Lorsque l’agent comptable de la caisse de prêts exerce une contravention envers un fabricant qui n’a pas le livret d’un chef d’atelier emprunteur à la caisse, cette contravention peut-elle être considérée valide lors même que le chef d’atelier a à son avoir entre les mains du fabricant la somme de 120 fr. et qu’il n’est débiteur à la caisse que de 40 fr. ? – Oui ; attendu que le négociant est contrevenu à la loi sur les livrets. Comme le chef d’atelier s’est refusé d’ouvrir sa porte à l’agent comptable assisté de deux membres du conseil, lesquels voulaient connaître le [2.2]fabricant pour qui il travaillait, et qu’il a fallu faire ouvrir par un serrurier, il a été passible des frais d’ouverture.

Ainsi jugé entre Arnaud, négociant, et G....., chef d’atelier.

Lorsqu’un apprenti obtient, par raison de maladie, de passer quelques mois dans sa famille, doit-il rentrer au temps fixé s’il ne justifie pas de la prolongation de son indisposition ? – Oui ; et même comme il s’est écoulé un mois et demi depuis l’époque fixée pour sa rentrée, et que la mère de cet apprenti s’est renfermée dans un système de dénégation, ne voulant pas avouer où était son fils qu’elle déclarait être encore malade ; le conseil a décidé que si lundi, 16 courant , l’apprenti n’est pas rentré, les engagemens seront résiliés et une indemnité accordée au chef d’atelier.

Ainsi jugé entre Durand, chef d’atelier, et Bazin, apprenti.

Lorsqu’un arbitrage a été fait, que les parties ont consenti à la décision qui en a été le résultat, que celle même qui était débitrice a payé le prix stipulé dans la conciliation, peut-elle revenir sur son assentiment, sous prétexte qu’un tiers pour lequel l’objet a été confectionné ne veut pas le recevoir ? – Non ; attendu que le tiers n’était pour rien dans la cause et que le payement qui a été fait est une preuve irrécusable, que le débiteur s’en était rapporté aux experts.

Dans cette affaire il s’agissait de deux planches que le sieur Cornue avait gravées pour le compte du sieur Lazarre. Ce dernier, qui prétendait être remboursé d’une partie de la somme qu’il avait soldée, a été débouté de sa demande.

Lorsqu’un négociant prétend avoir compté à un chef d’atelier la somme de 100 fr. qui n’a point été portée sur le livre de ce dernier, mais seulement inscrite sur la caisse et le livre du fabricant, est-il fait droit au chef d’atelier réclamant le payement de sa créance ? Non ; attendu qu’une expertise a été faite, qui a constaté que le chef d’atelier avait pour habitude de prendre de l’argent à la fin de chaque pièce, et que le jour où le négociant prétendait lui avoir compté les 100 fr. il en avait rendu deux ; par là il a été débouté de sa demande et considéré comme ayant réellement reçu la somme.

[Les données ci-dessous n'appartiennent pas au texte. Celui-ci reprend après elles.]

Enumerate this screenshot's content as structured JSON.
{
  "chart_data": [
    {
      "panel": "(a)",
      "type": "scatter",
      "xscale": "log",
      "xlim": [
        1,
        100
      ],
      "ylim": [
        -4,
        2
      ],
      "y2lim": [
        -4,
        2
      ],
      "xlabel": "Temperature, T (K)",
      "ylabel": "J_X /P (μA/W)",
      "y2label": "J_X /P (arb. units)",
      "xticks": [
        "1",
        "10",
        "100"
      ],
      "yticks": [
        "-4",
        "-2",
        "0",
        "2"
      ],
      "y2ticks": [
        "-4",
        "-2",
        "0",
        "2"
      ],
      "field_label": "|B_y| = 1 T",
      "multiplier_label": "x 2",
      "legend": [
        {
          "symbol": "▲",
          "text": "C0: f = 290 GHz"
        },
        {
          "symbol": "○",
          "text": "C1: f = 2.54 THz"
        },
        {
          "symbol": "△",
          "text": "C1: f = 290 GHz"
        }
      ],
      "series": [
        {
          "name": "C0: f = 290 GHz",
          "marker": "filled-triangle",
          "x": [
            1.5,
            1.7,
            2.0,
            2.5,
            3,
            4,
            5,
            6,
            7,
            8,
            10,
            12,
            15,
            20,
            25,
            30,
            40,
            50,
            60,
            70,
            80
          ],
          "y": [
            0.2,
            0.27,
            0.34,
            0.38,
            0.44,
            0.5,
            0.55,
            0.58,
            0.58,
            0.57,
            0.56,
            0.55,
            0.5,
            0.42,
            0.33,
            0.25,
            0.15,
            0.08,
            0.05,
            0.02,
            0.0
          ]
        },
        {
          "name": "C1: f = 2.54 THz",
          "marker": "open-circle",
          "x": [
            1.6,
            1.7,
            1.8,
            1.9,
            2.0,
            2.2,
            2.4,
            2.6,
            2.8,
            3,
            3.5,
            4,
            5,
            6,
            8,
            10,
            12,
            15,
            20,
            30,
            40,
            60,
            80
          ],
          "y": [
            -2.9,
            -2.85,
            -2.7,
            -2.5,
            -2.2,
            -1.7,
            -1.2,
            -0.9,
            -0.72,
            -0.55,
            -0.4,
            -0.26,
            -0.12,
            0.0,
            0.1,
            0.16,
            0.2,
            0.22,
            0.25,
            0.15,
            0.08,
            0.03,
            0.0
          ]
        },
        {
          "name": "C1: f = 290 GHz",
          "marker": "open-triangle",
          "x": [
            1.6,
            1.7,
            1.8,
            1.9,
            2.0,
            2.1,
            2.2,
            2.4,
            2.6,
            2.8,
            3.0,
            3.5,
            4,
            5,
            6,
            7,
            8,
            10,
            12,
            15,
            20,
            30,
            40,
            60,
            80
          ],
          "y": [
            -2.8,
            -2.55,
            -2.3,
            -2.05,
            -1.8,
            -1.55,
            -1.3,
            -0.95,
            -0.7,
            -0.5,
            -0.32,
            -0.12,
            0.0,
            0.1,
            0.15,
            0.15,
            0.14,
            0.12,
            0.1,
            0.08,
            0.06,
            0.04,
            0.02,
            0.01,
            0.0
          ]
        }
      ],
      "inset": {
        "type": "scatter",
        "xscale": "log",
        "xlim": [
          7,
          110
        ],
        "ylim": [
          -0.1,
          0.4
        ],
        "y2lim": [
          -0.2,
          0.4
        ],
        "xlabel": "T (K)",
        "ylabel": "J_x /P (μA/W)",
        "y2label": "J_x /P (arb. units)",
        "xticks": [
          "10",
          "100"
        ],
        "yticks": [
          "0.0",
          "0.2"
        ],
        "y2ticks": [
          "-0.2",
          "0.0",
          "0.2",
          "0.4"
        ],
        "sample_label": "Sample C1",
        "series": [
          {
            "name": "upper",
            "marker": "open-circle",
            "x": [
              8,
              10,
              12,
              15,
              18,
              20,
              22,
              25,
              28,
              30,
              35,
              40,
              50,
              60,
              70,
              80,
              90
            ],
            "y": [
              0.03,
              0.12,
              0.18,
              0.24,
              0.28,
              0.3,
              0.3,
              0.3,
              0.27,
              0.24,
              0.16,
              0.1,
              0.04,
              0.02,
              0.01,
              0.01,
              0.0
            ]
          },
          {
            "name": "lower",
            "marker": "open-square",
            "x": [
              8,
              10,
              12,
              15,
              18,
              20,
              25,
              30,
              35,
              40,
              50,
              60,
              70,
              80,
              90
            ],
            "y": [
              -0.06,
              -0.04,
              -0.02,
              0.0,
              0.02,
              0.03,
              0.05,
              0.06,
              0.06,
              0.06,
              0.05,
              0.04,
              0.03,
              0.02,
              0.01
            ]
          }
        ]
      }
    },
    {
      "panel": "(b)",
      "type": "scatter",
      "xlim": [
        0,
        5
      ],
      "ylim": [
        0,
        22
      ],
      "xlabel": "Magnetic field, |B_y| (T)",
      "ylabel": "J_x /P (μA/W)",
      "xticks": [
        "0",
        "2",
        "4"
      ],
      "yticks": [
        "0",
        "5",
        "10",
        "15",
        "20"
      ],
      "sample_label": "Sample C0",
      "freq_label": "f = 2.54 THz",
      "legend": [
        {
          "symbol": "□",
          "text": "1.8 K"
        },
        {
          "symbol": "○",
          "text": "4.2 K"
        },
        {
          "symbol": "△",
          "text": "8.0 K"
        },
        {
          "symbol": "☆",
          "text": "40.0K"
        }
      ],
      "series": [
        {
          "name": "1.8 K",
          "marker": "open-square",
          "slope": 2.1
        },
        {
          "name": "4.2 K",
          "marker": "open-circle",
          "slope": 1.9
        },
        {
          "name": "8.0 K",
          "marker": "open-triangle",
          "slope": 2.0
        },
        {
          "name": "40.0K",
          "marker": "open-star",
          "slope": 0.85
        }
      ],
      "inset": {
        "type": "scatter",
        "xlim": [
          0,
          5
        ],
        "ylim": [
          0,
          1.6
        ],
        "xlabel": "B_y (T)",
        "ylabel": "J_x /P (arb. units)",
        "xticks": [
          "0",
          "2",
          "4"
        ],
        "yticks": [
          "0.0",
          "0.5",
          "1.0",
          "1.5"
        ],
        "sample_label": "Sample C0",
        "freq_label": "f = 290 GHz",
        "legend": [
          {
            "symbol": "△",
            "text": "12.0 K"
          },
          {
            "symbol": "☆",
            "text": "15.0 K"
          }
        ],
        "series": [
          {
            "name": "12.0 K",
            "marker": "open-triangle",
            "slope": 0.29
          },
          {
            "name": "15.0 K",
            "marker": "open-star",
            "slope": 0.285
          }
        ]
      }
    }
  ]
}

Ainsi jugé entre E..... chef d’atelier, et Billion-Candy, négocianti. Comme ces derniers avaient fait défaut et qu’ils ne se sont rendus qu’à une citation, ils ont été passibles des frais.

Vu le défaut d’ordre, nous ne comprenons pas les motifs qui ont étayé ce jugement ; aucune preuve matérielle n’a pu convaincre le conseil que le chef d’atelier avait reçu la somme de 100 fr. Pas d’inscription sur le double livre du chef d’atelier ; seulement cette somme est inscrite sur le double du fabricant et sur le livre de caisse ; qu’est-ce que cela prouve ? Rien ; car on peut bien inscrire une somme quelconque sur ces deux livres, voire sur le grand livre : lorsqu’elle ne figure pas sur le double du chef d’atelier, toute inscription doit être considérée comme non avenue. A quoi servirait donc cet usage, consacré de temps immémorial, d’exiger que les livres des maîtres ouvriers tisseurs soient tenus à parties doubles ? Autant vaudrait dire que le livre du maître tisseur ne peut faire foi en justice. Ce n’est qu’une coutume inutile et incommode, quand on est disposé à payer les façons par une affirmation accompagnée du serment, comme l’a disposé le code civil dans les contestations entre maîtres et domestiques, en ce qui concerne la quotité des gages. Quant à nous, sauf le respect que nous portons aux décisions du conseil, nous ne comprenons pas un jugement de ce genre. Dans ce cas, les chefs d’atelier qui travaillent pour certaine maison feraient bien de prendre leur argent en rendant leur pièce, afin de ne courir aucun danger.